The Department of Science and Technology encouraged the public to look into electricity and liquefied petroleum gas (LPG) powered public utility jeepneys as viable alternatives to support sustainable transport fuel diversification and as the government pushes for the modernization of public utility vehicles. 

DOST Philippine Council for Industry, Energy and Emerging Technology Research and Development (DOST-PCIEERD) Executive Director Dr. Enrico Paringit made this pronouncement as government extends the deadline for the modernization of jeepneys to December 31, 2023. 

Paringit said these alternatives are available for licensing from the researchers and can now be benefited by the Filipino people. 

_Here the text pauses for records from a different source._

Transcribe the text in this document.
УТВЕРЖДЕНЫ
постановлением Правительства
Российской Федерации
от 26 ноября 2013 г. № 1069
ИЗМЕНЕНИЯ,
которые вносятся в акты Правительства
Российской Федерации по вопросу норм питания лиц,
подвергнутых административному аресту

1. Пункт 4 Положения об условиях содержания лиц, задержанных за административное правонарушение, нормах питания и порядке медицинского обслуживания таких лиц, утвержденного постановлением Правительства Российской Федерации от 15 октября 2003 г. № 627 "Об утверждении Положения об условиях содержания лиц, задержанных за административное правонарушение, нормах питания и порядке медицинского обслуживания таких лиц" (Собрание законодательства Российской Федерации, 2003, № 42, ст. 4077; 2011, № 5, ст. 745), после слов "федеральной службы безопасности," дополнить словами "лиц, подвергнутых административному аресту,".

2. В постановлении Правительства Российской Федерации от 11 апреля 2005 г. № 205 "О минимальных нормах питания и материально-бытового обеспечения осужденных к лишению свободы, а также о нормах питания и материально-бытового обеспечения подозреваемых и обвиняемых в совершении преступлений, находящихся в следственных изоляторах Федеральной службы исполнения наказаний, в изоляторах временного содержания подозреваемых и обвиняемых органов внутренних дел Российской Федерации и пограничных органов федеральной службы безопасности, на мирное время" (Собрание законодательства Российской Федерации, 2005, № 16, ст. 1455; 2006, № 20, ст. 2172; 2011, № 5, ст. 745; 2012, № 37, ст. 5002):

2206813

“These modernized Kings of the Road complies with regulations and are in tune with the government’s thrust towards e-vehicles and other forms of mass transportation.  We are optimistic that this upgrade will redound to greater benefits for our citizens,” he said.

Ejeep 3 with caption 2

The 23-seater electric jeepney PNS compliant prototype was developed in partnership with the Electric Vehicle Association of the Philippines (EVAP).

It is a lithium-ion battery-powered version of the traditional jeepney and produces zero emissions and no noise pollution, making it an environmentally friendly alternative to the diesel-fueled jeepney. 

Furthermore, this e-jeepney has a range of 55km per full charge and a dashboard panel that includes a button to open and close the side door, an emergency button that disables the vehicle, and the standard LED display that shows speed and remaining range. The revolutionary e-jeepney has non-metallic body materials that are excellent insulators with high resistance to corrosion and chemicals.

To address range anxiety, they have also developed battery charging systems along with a workable operations template that involves fleet operations and the collection of daily loan amortization.

LPG PUV with caption 2

On the other hand, the LPG-powered jeepney was developed by the University of the Philippines National Center for Transportation Studies. 

This 18-seater PUV ensures passenger safety and convenience as it features seat partitions to prevent passenger compression, distributed and easy access PUV stop buttons, a rear emergency exit door, digital route signage, a cashless payment system, a CCTV camera system, and a dashcam. They also installed a cabin public address system for passenger convenience.

The LPG-powered jeepney also includes a ramp that can be used to aid persons with disabilities (PWDs) to get on the vehicle.  

These modernized jeepneys also provide passengers with a more spacious and comfortable ride, reducing discomfort and stress caused by overcrowding.